Estimating Gaussian Copulas with Missing Data with and without Expert Knowledge
Round 1
Reviewer 1 Report
The submitted manuscript proposes an EM algorithm for estimating the Gaussian copula model with missing data. In general, the paper is well structured. I found the theory part solid, but the simulation study was poorly designed and presented.
Major points:
1. I found the wording “expert knowledge” in the title a bit ambiguous. First, one includes knowledge in the analysis by using known marginals or correlations into the analysis. I do not see why one should frame this as “expert knowledge”. What is an “expert”? Is there knowledge from “non-experts”?
2. Section 4: A range of (larger) sample sizes is required to empirically demonstrate that the proposed estimator is consistent. Moreover, finite-sample bias could be of interest.
3. Sec. 4: I think presenting simulation results only in figures is of no scientific value. Please present bias and RMSE (or some summary for the estimated marginals). Figures can be an add-on, but they should not replace numerical findings.
4. Sec. 4: Also compare the MCMC method of Hoff (2007) and demonstrate that your proposed method performs superior.
5. Sec. 4: Please empirically study the influence of the number of mixtures g. Study bias and RMSE as a number of g in the simulation. Maybe this issue is unrelated to the occurrence of missing data.

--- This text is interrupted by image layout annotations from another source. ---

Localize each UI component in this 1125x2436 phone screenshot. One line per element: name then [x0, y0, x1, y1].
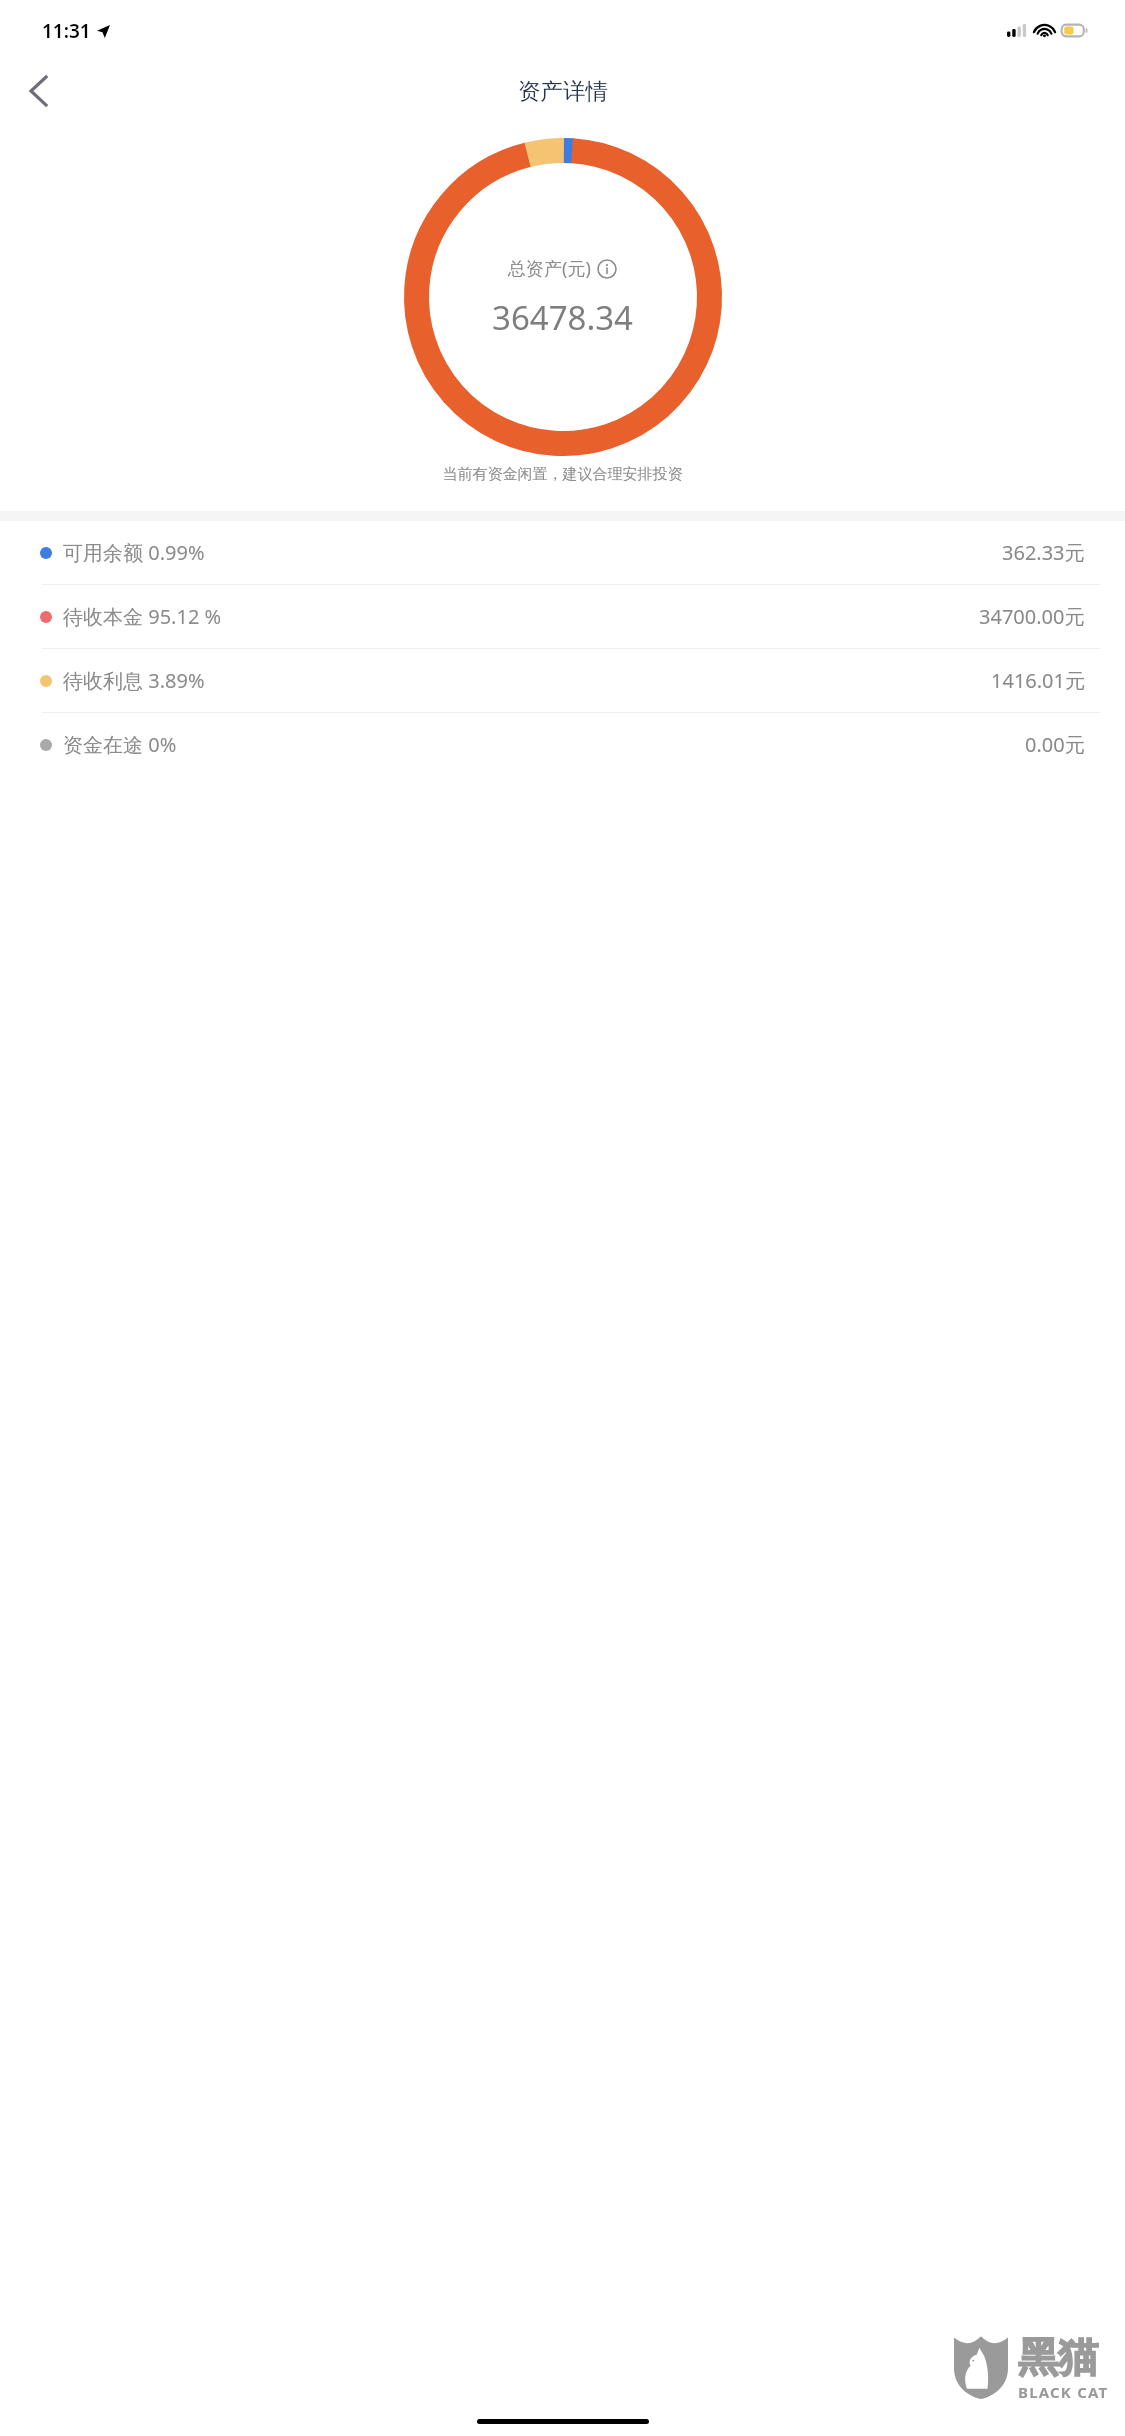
- staticText: BLACK CAT: [1018, 2382, 1109, 2402]
- button[interactable]: Back: [12, 65, 64, 117]
- staticText: 待收本金 95.12 %: [63, 603, 222, 630]
- button[interactable]: 待收利息 3.89%: [0, 649, 1125, 712]
- staticText: 0.00元: [1025, 731, 1085, 758]
- button[interactable]: 总资产(元): [504, 254, 621, 283]
- staticText: 可用余额 0.99%: [63, 539, 205, 566]
- staticText: 资金在途 0%: [63, 731, 177, 758]
- button[interactable]: 资金在途 0%: [0, 713, 1125, 776]
- button[interactable]: 可用余额 0.99%: [0, 521, 1125, 584]
- staticText: 总资产(元): [508, 256, 591, 281]
- staticText: 11:31: [42, 18, 91, 44]
- other: Info: [597, 259, 617, 279]
- staticText: 当前有资金闲置，建议合理安排投资: [0, 465, 1125, 484]
- staticText: 34700.00元: [979, 603, 1085, 630]
- staticText: 黑猫: [1018, 2332, 1098, 2382]
- button[interactable]: 待收本金 95.12 %: [0, 585, 1125, 648]
- staticText: 36478.34: [492, 295, 633, 340]
- staticText: 待收利息 3.89%: [63, 667, 205, 694]
- staticText: 362.33元: [1002, 539, 1085, 566]
- staticText: 资产详情: [518, 77, 608, 105]
- staticText: 1416.01元: [991, 667, 1085, 694]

6. The authors distinguished the cases of no knowledge or perfect knowledge. Likely, the latter situation is not really interesting. Typically, one would encode imperfect knowledge as prior distributions. The EM algorithm can be adapted to using prior distribution and maximum aposterior estimation instead of (constrained) maximum likelihood estimation could be utilized.
7. Please include some discussion on how to obtain standard errors.
Minor points:
8. 26: language issue “In case missings are present …”
9. 27: language issue “On the other side …”
10. 59: Shouldn’t one say that the two steps “alternate”?
11. Above Eq. (6): language “we can read off …”
12. 142: what is meant by “embedding of this intuition”?
13. 145: language issue: “in case of data MAR …”
Author Response
Please see the attachment.
Author Response File: Author Response.pdf
Reviewer 2 Report
Contributions
The paper presents estimation of the parameters of Gaussian copulas with the Expectation Maximisation algorithm, working with missing data. Semi-parametric marginal distributions are included. Expert knowledge is also included in the algorithm. the performance of the proposed algorithm is carefully evaluated and validated.
The paper is well structured, well written and its novelty is clear.
Suggestions for improvement
Please discuss the computational complexity/ efficiency of the algorithm.
On Figures 5, 6 and 7, please indicate what is on the x and y axes, respectively.
Author Response
Please see the attachment.
Author Response File: Author Response.pdf
Round 2
Reviewer 1 Report
Thank you for the thorough revision of the paper. I do not have any further comments.